Session Information
16 SES 02 B, Current and Emergent Theoretical and Ethical Perspectives in Research on ICT in K-12 Education and Teacher Education
Paper Session
Contribution
International large scale assessments like PISA (Programme for International Student Assessment) and ICILS (International Computer and Information Literacy Study) are without doubt most known for the so-called league tables, which provide information about the relative abilities of students across countries. But for teachers, teacher educators and developers of teaching material, they provide much more important empirically based knowledge of what characterizes tasks at different difficult levels, and what that tells about students at different ability levels: What can they be expected to do without challenge, what is their present zone of proximal development, and which tasks are they not yet able to perform. This knowledge is summed up in so-called described proficiency scales, which are developed on the basis of analysis of items of similar difficulty and detailed study of tasks at a given difficulty interval (Fraillon et al., 2015; OECD, 2014).
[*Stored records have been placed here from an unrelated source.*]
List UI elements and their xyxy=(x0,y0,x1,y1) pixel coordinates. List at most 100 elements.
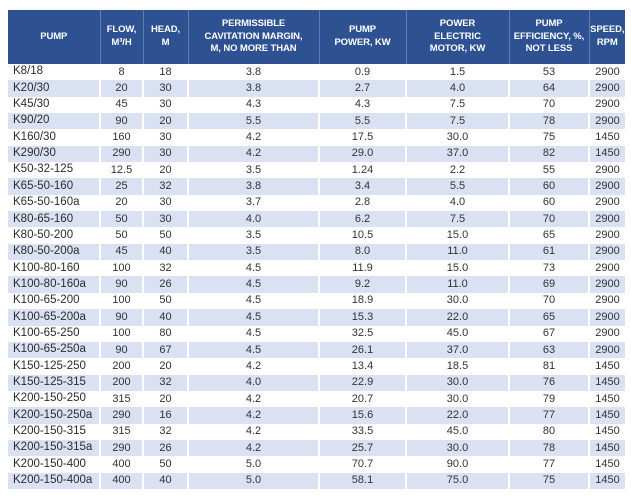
cell-flow: 45 xyxy=(99,243,143,261)
cell-head: 20 xyxy=(142,390,188,408)
cell-efficiency: 76 xyxy=(508,374,589,391)
cell-pump-power: 58.1 xyxy=(318,472,406,489)
cell-cavitation: 4.2 xyxy=(187,439,319,457)
table-header: PUMP FLOW, M³/H HEAD, M PERMISSIBLE CAVITAT… xyxy=(8,10,625,64)
cell-head: 30 xyxy=(142,80,188,97)
cell-motor-power: 30.0 xyxy=(405,292,509,310)
header-row: PUMP FLOW, M³/H HEAD, M PERMISSIBLE CAVITAT… xyxy=(8,10,625,64)
cell-speed: 2900 xyxy=(588,276,625,293)
cell-efficiency: 63 xyxy=(508,341,589,359)
cell-motor-power: 5.5 xyxy=(405,178,509,195)
cell-pump-power: 33.5 xyxy=(318,423,406,440)
cell-speed: 2900 xyxy=(588,194,625,212)
cell-head: 80 xyxy=(142,325,188,342)
cell-pump: K200-150-400a xyxy=(13,474,93,487)
cell-head: 50 xyxy=(142,456,188,473)
cell-motor-power: 45.0 xyxy=(405,325,509,342)
cell-pump: K200-150-315a xyxy=(13,441,93,454)
cell-efficiency: 78 xyxy=(508,439,589,457)
cell-efficiency: 60 xyxy=(508,178,589,195)
cell-head: 20 xyxy=(142,358,188,375)
cell-speed: 1450 xyxy=(588,390,625,408)
cell-cavitation: 4.2 xyxy=(187,390,319,408)
cell-speed: 2900 xyxy=(588,80,625,97)
cell-pump: K65-50-160 xyxy=(13,179,74,192)
cell-pump-power: 18.9 xyxy=(318,292,406,310)
cell-pump-power: 9.2 xyxy=(318,276,406,293)
cell-head: 32 xyxy=(142,423,188,440)
cell-pump: K80-50-200 xyxy=(13,228,74,241)
cell-cavitation: 5.5 xyxy=(187,113,319,130)
cell-pump-power: 32.5 xyxy=(318,325,406,342)
cell-pump: K45/30 xyxy=(13,98,50,111)
cell-pump: K100-65-250 xyxy=(13,326,80,339)
cell-pump-power: 20.7 xyxy=(318,390,406,408)
cell-cavitation: 3.5 xyxy=(187,243,319,261)
cell-head: 26 xyxy=(142,439,188,457)
cell-motor-power: 11.0 xyxy=(405,276,509,293)
cell-cavitation: 3.8 xyxy=(187,178,319,195)
cell-pump-power: 6.2 xyxy=(318,211,406,228)
cell-head: 32 xyxy=(142,178,188,195)
cell-efficiency: 77 xyxy=(508,407,589,424)
cell-efficiency: 65 xyxy=(508,309,589,326)
cell-speed: 2900 xyxy=(588,309,625,326)
cell-motor-power: 45.0 xyxy=(405,423,509,440)
column-header-speed: SPEED, RPM xyxy=(588,10,625,64)
cell-efficiency: 55 xyxy=(508,162,589,179)
cell-pump-power: 22.9 xyxy=(318,374,406,391)
cell-pump-power: 4.3 xyxy=(318,96,406,114)
cell-flow: 160 xyxy=(99,129,143,146)
table-row: K290/30 290 30 4.2 29.0 37.0 82 1450 xyxy=(8,145,625,163)
cell-pump: K100-65-200a xyxy=(13,310,86,323)
cell-head: 30 xyxy=(142,211,188,228)
cell-speed: 2900 xyxy=(588,243,625,261)
cell-motor-power: 30.0 xyxy=(405,129,509,146)
cell-flow: 50 xyxy=(99,211,143,228)
cell-pump: K150-125-250 xyxy=(13,359,86,372)
cell-head: 32 xyxy=(142,260,188,277)
cell-flow: 90 xyxy=(99,309,143,326)
cell-head: 30 xyxy=(142,194,188,212)
cell-motor-power: 30.0 xyxy=(405,374,509,391)
cell-motor-power: 7.5 xyxy=(405,96,509,114)
table-row: K200-150-315a 290 26 4.2 25.7 30.0 78 1450 xyxy=(8,439,625,457)
table-row: K100-80-160a 90 26 4.5 9.2 11.0 69 2900 xyxy=(8,276,625,293)
cell-speed: 1450 xyxy=(588,374,625,391)
cell-flow: 100 xyxy=(99,325,143,342)
cell-head: 20 xyxy=(142,113,188,130)
cell-cavitation: 4.2 xyxy=(187,407,319,424)
cell-cavitation: 4.5 xyxy=(187,292,319,310)
cell-cavitation: 4.0 xyxy=(187,211,319,228)
cell-speed: 1450 xyxy=(588,423,625,440)
table-row: K150-125-250 200 20 4.2 13.4 18.5 81 1450 xyxy=(8,358,625,375)
cell-cavitation: 3.5 xyxy=(187,162,319,179)
pump-specs-table: PUMP FLOW, M³/H HEAD, M PERMISSIBLE CAVITAT… xyxy=(8,10,625,489)
cell-head: 50 xyxy=(142,292,188,310)
cell-speed: 1450 xyxy=(588,439,625,457)
cell-speed: 1450 xyxy=(588,407,625,424)
cell-flow: 20 xyxy=(99,80,143,97)
cell-flow: 90 xyxy=(99,341,143,359)
column-header-flow: FLOW, M³/H xyxy=(99,10,143,64)
cell-cavitation: 3.8 xyxy=(187,80,319,97)
cell-speed: 2900 xyxy=(588,341,625,359)
cell-speed: 2900 xyxy=(588,96,625,114)
cell-pump: K160/30 xyxy=(13,130,56,143)
cell-efficiency: 69 xyxy=(508,276,589,293)
cell-motor-power: 7.5 xyxy=(405,113,509,130)
cell-efficiency: 65 xyxy=(508,227,589,244)
cell-flow: 12.5 xyxy=(99,162,143,179)
cell-cavitation: 4.0 xyxy=(187,374,319,391)
cell-flow: 45 xyxy=(99,96,143,114)
cell-efficiency: 75 xyxy=(508,472,589,489)
cell-efficiency: 73 xyxy=(508,260,589,277)
cell-flow: 20 xyxy=(99,194,143,212)
cell-cavitation: 3.5 xyxy=(187,227,319,244)
cell-head: 50 xyxy=(142,227,188,244)
cell-flow: 315 xyxy=(99,390,143,408)
cell-pump: K100-80-160 xyxy=(13,261,80,274)
table-row: K200-150-400 400 50 5.0 70.7 90.0 77 1450 xyxy=(8,456,625,473)
cell-cavitation: 4.2 xyxy=(187,423,319,440)
cell-head: 67 xyxy=(142,341,188,359)
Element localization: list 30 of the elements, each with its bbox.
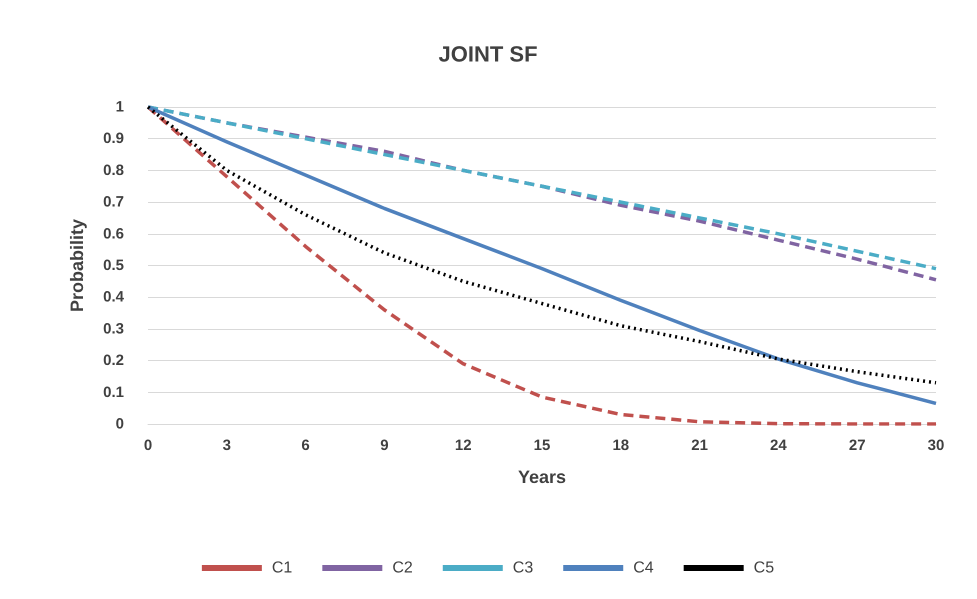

In international comparisons one of the threats against validity is country DIF (Differential Item Functioning), also called item-by-country interaction. Large-scale assessments use Rasch (Rasch, 1960) or Item Response Theory (IRT) as a basis for assessing the properties and quality of the items used for assessing students’ abilities. In IRT, DIF is a measure of how much harder or easier an item is for a respondent of a given group as compared to respondents from other groups of equal ability. If students from one country find a specific item much harder or easier than students from other countries, it can impair the comparison of countries. Therefore great efforts are directed towards analyzing for DIF and removing or changing items that show DIF (e.g. Fraillon et al., 2015, p. 166ff.).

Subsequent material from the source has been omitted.